Bâbüssaade’nin tam karşısında yer alan ve saçak sistemiyle bu kapıyla bütünleşen Arz Odası, Saray’da Padişahların devlet yönetimiyle olan ilişkilerinin somutlaştırıldığı en önemli mekândır. Bu odaya Arz Odası veya Arz Dîvanhanesi de denilir. Fermanlarda geçen padişah makamı anlamındaki “makam-ı muallâ” denen yerdir.
Padişahlar, yabancı devlet elçilerini burada huzura kabul etmişler, sefere çıkan komutanlara Sancak-ı Şerif’i törenle yine burada teslim etmişlerdir. Arz Günleri denilen Pazar ve Salı günlerinde ve Dîvan toplantılarından sonra devlet erkânı ile özel toplantılarını burada yapmışlardır.

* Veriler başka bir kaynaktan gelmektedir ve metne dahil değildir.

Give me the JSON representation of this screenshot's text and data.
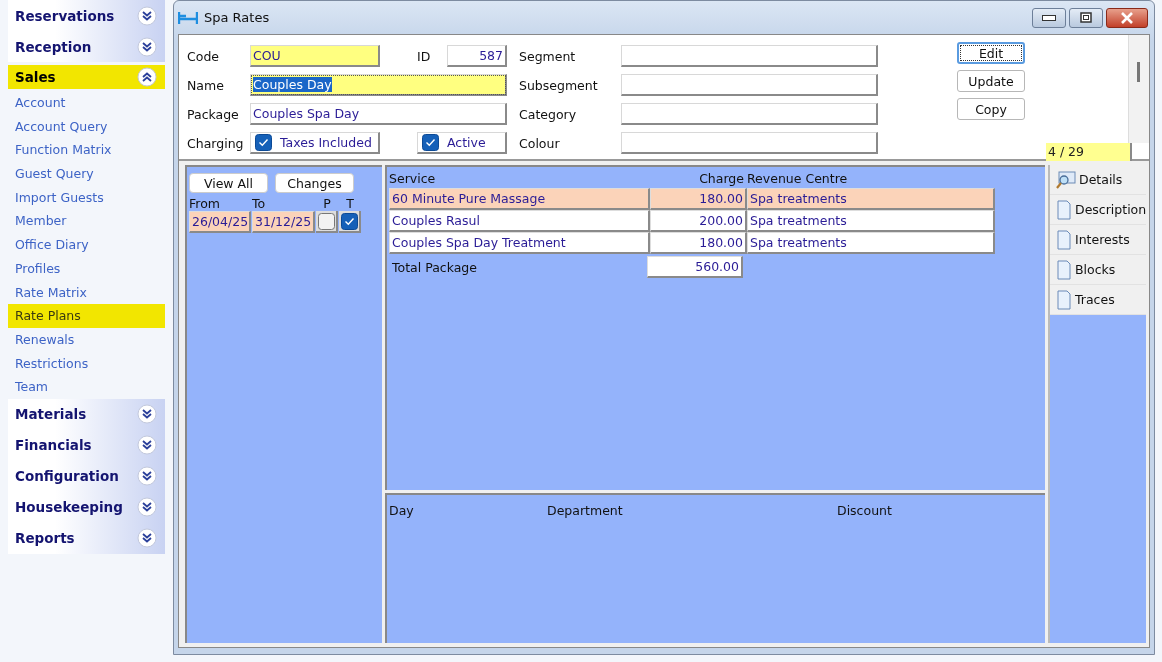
{
  "sidebar": {
    "sections": [
      {
        "label": "Reservations",
        "expanded": false,
        "selected": false
      },
      {
        "label": "Reception",
        "expanded": false,
        "selected": false
      },
      {
        "label": "Sales",
        "expanded": true,
        "selected": true,
        "items": [
          {
            "label": "Account",
            "selected": false
          },
          {
            "label": "Account Query",
            "selected": false
          },
          {
            "label": "Function Matrix",
            "selected": false
          },
          {
            "label": "Guest Query",
            "selected": false
          },
          {
            "label": "Import Guests",
            "selected": false
          },
          {
            "label": "Member",
            "selected": false
          },
          {
            "label": "Office Diary",
            "selected": false
          },
          {
            "label": "Profiles",
            "selected": false
          },
          {
            "label": "Rate Matrix",
            "selected": false
          },
          {
            "label": "Rate Plans",
            "selected": true
          },
          {
            "label": "Renewals",
            "selected": false
          },
          {
            "label": "Restrictions",
            "selected": false
          },
          {
            "label": "Team",
            "selected": false
          }
        ]
      },
      {
        "label": "Materials",
        "expanded": false,
        "selected": false
      },
      {
        "label": "Financials",
        "expanded": false,
        "selected": false
      },
      {
        "label": "Configuration",
        "expanded": false,
        "selected": false
      },
      {
        "label": "Housekeeping",
        "expanded": false,
        "selected": false
      },
      {
        "label": "Reports",
        "expanded": false,
        "selected": false
      }
    ]
  },
  "window": {
    "title": "Spa Rates"
  },
  "form": {
    "code": {
      "label": "Code",
      "value": "COU"
    },
    "id": {
      "label": "ID",
      "value": "587"
    },
    "name": {
      "label": "Name",
      "value": "Couples Day",
      "text_selected": true
    },
    "package": {
      "label": "Package",
      "value": "Couples Spa Day"
    },
    "charging": {
      "label": "Charging",
      "checkboxes": [
        {
          "label": "Taxes Included",
          "checked": true
        },
        {
          "label": "Active",
          "checked": true
        }
      ]
    },
    "segment": {
      "label": "Segment"
    },
    "subsegment": {
      "label": "Subsegment"
    },
    "category": {
      "label": "Category"
    },
    "colour": {
      "label": "Colour"
    },
    "buttons": [
      {
        "label": "Edit",
        "focused": true
      },
      {
        "label": "Update",
        "focused": false
      },
      {
        "label": "Copy",
        "focused": false
      }
    ],
    "record_counter": "4 / 29"
  },
  "periods": {
    "buttons": [
      "View All",
      "Changes"
    ],
    "columns": [
      "From",
      "To",
      "P",
      "T"
    ],
    "rows": [
      {
        "from": "26/04/25",
        "to": "31/12/25",
        "p": false,
        "t": true,
        "selected": true
      }
    ]
  },
  "services": {
    "columns": [
      "Service",
      "Charge",
      "Revenue Centre"
    ],
    "rows": [
      {
        "service": "60 Minute Pure Massage",
        "charge": "180.00",
        "revenue_centre": "Spa treatments",
        "selected": true
      },
      {
        "service": "Couples Rasul",
        "charge": "200.00",
        "revenue_centre": "Spa treatments",
        "selected": false
      },
      {
        "service": "Couples Spa Day Treatment",
        "charge": "180.00",
        "revenue_centre": "Spa treatments",
        "selected": false
      }
    ],
    "total": {
      "label": "Total Package",
      "value": "560.00"
    }
  },
  "discounts": {
    "columns": [
      "Day",
      "Department",
      "Discount"
    ]
  },
  "side_tabs": [
    {
      "label": "Details",
      "kind": "details"
    },
    {
      "label": "Description",
      "kind": "page"
    },
    {
      "label": "Interests",
      "kind": "page"
    },
    {
      "label": "Blocks",
      "kind": "page"
    },
    {
      "label": "Traces",
      "kind": "page"
    }
  ]
}
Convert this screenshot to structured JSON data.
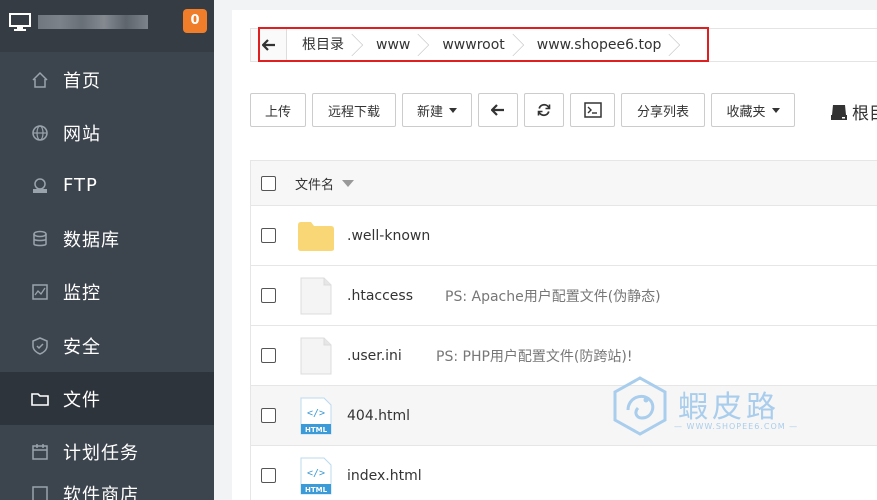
{
  "sidebar": {
    "notification_count": "0",
    "items": [
      {
        "label": "首页",
        "icon": "home-icon"
      },
      {
        "label": "网站",
        "icon": "globe-icon"
      },
      {
        "label": "FTP",
        "icon": "ftp-icon"
      },
      {
        "label": "数据库",
        "icon": "database-icon"
      },
      {
        "label": "监控",
        "icon": "monitor-chart-icon"
      },
      {
        "label": "安全",
        "icon": "shield-icon"
      },
      {
        "label": "文件",
        "icon": "folder-icon",
        "active": true
      },
      {
        "label": "计划任务",
        "icon": "calendar-icon"
      },
      {
        "label": "软件商店",
        "icon": "store-icon"
      }
    ]
  },
  "breadcrumb": [
    "根目录",
    "www",
    "wwwroot",
    "www.shopee6.top"
  ],
  "toolbar": {
    "upload": "上传",
    "remote_download": "远程下载",
    "new": "新建",
    "share_list": "分享列表",
    "favorites": "收藏夹",
    "root": "根目"
  },
  "table": {
    "header_name": "文件名",
    "rows": [
      {
        "name": ".well-known",
        "type": "folder",
        "note": ""
      },
      {
        "name": ".htaccess",
        "type": "file",
        "note": "PS: Apache用户配置文件(伪静态)"
      },
      {
        "name": ".user.ini",
        "type": "file",
        "note": "PS: PHP用户配置文件(防跨站)!"
      },
      {
        "name": "404.html",
        "type": "html",
        "note": ""
      },
      {
        "name": "index.html",
        "type": "html",
        "note": ""
      }
    ]
  },
  "watermark": {
    "title": "蝦皮路",
    "url": "— WWW.SHOPEE6.COM —"
  },
  "colors": {
    "sidebar": "#3c444d",
    "badge": "#f07d29",
    "highlight": "#e02020",
    "folder": "#f9d776"
  }
}
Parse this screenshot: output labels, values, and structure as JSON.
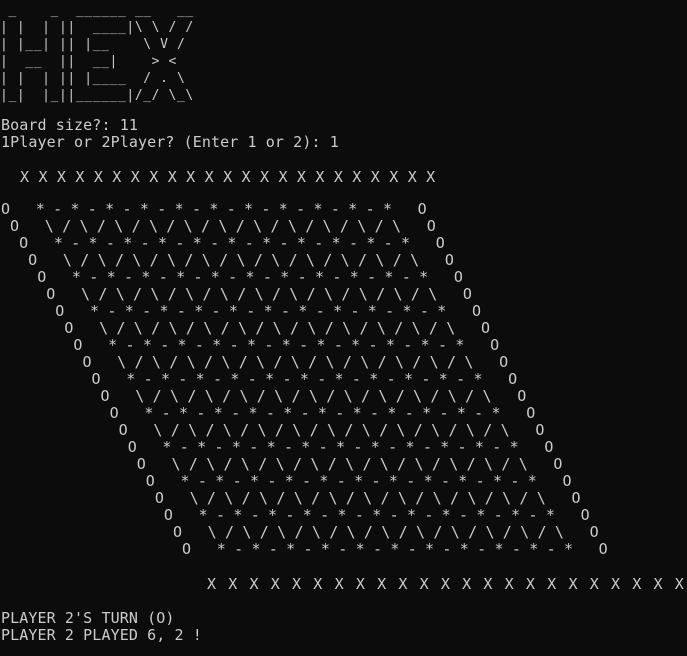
{
  "window": {
    "background": "#0c0c0c",
    "text_color": "#cccccc"
  },
  "logo": {
    "art": " _    _  ______ __   __\n| |  | ||  ____|\\ \\ / /\n| |__| || |__    \\ V / \n|  __  ||  __|    > <  \n| |  | || |____  / . \\ \n|_|  |_||______|/_/ \\_\\"
  },
  "prompts": {
    "board_size": "Board size?: 11",
    "players": "1Player or 2Player? (Enter 1 or 2): 1"
  },
  "board": {
    "top_border": "X X X X X X X X X X X X X X X X X X X X X X X",
    "rows": [
      "O   * - * - * - * - * - * - * - * - * - * - *   O",
      "O   \\ / \\ / \\ / \\ / \\ / \\ / \\ / \\ / \\ / \\ / \\   O",
      "O   * - * - * - * - * - * - * - * - * - * - *   O",
      "O   \\ / \\ / \\ / \\ / \\ / \\ / \\ / \\ / \\ / \\ / \\   O",
      "O   * - * - * - * - * - * - * - * - * - * - *   O",
      "O   \\ / \\ / \\ / \\ / \\ / \\ / \\ / \\ / \\ / \\ / \\   O",
      "O   * - * - * - * - * - * - * - * - * - * - *   O",
      "O   \\ / \\ / \\ / \\ / \\ / \\ / \\ / \\ / \\ / \\ / \\   O",
      "O   * - * - * - * - * - * - * - * - * - * - *   O",
      "O   \\ / \\ / \\ / \\ / \\ / \\ / \\ / \\ / \\ / \\ / \\   O",
      "O   * - * - * - * - * - * - * - * - * - * - *   O",
      "O   \\ / \\ / \\ / \\ / \\ / \\ / \\ / \\ / \\ / \\ / \\   O",
      "O   * - * - * - * - * - * - * - * - * - * - *   O",
      "O   \\ / \\ / \\ / \\ / \\ / \\ / \\ / \\ / \\ / \\ / \\   O",
      "O   * - * - * - * - * - * - * - * - * - * - *   O",
      "O   \\ / \\ / \\ / \\ / \\ / \\ / \\ / \\ / \\ / \\ / \\   O",
      "O   * - * - * - * - * - * - * - * - * - * - *   O",
      "O   \\ / \\ / \\ / \\ / \\ / \\ / \\ / \\ / \\ / \\ / \\   O",
      "O   * - * - * - * - * - * - * - * - * - * - *   O",
      "O   \\ / \\ / \\ / \\ / \\ / \\ / \\ / \\ / \\ / \\ / \\   O",
      "O   * - * - * - * - * - * - * - * - * - * - *   O"
    ],
    "bottom_border": "X X X X X X X X X X X X X X X X X X X X X X X"
  },
  "status": {
    "turn": "PLAYER 2'S TURN (O)",
    "played": "PLAYER 2 PLAYED 6, 2 !"
  }
}
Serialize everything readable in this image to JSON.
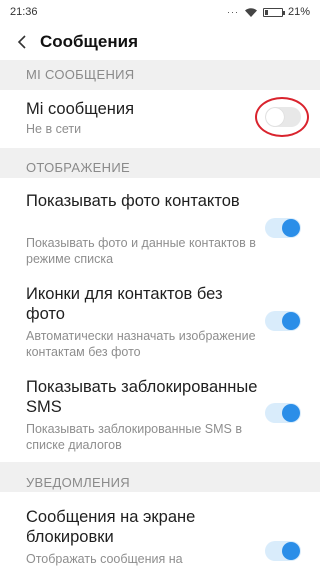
{
  "status_bar": {
    "time": "21:36",
    "dots": "···",
    "battery": "21%",
    "battery_level": 0.21
  },
  "header": {
    "title": "Сообщения"
  },
  "sections": {
    "mi": {
      "title": "MI СООБЩЕНИЯ"
    },
    "display": {
      "title": "ОТОБРАЖЕНИЕ"
    },
    "notifications": {
      "title": "УВЕДОМЛЕНИЯ"
    }
  },
  "settings": {
    "mi_messages": {
      "title": "Mi сообщения",
      "subtitle": "Не в сети",
      "enabled": false
    },
    "show_contact_photos": {
      "title": "Показывать фото контактов",
      "subtitle": "Показывать фото и данные контактов в режиме списка",
      "enabled": true
    },
    "icons_without_photo": {
      "title": "Иконки для контактов без фото",
      "subtitle": "Автоматически назначать изображение контактам без фото",
      "enabled": true
    },
    "show_blocked_sms": {
      "title": "Показывать заблокированные SMS",
      "subtitle": "Показывать заблокированные SMS в списке диалогов",
      "enabled": true
    },
    "lockscreen_messages": {
      "title": "Сообщения на экране блокировки",
      "subtitle": "Отображать сообщения на",
      "enabled": true
    }
  },
  "accent_color": "#2b8ee8",
  "highlight_color": "#d9232d"
}
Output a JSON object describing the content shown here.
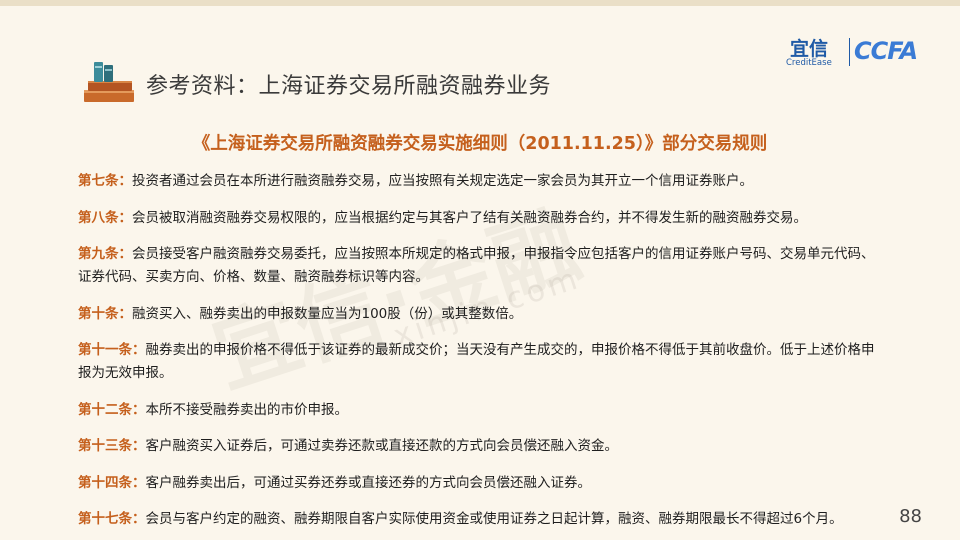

Arz odası kitabesinin üst kısmında Besmele-i şerif vardır.
Sol tarafta bulunan kitabede talik hattı ile
"Ḥazret-i Abdülmecid Ḫan el-muẓaffer da’ima" yazmaktadır.
Sağ tarafta ise talik hattıyla:
"Şehriyar-ı pür-kerem ẓıll-ı cenab-ı Kibriya" yazmaktadır.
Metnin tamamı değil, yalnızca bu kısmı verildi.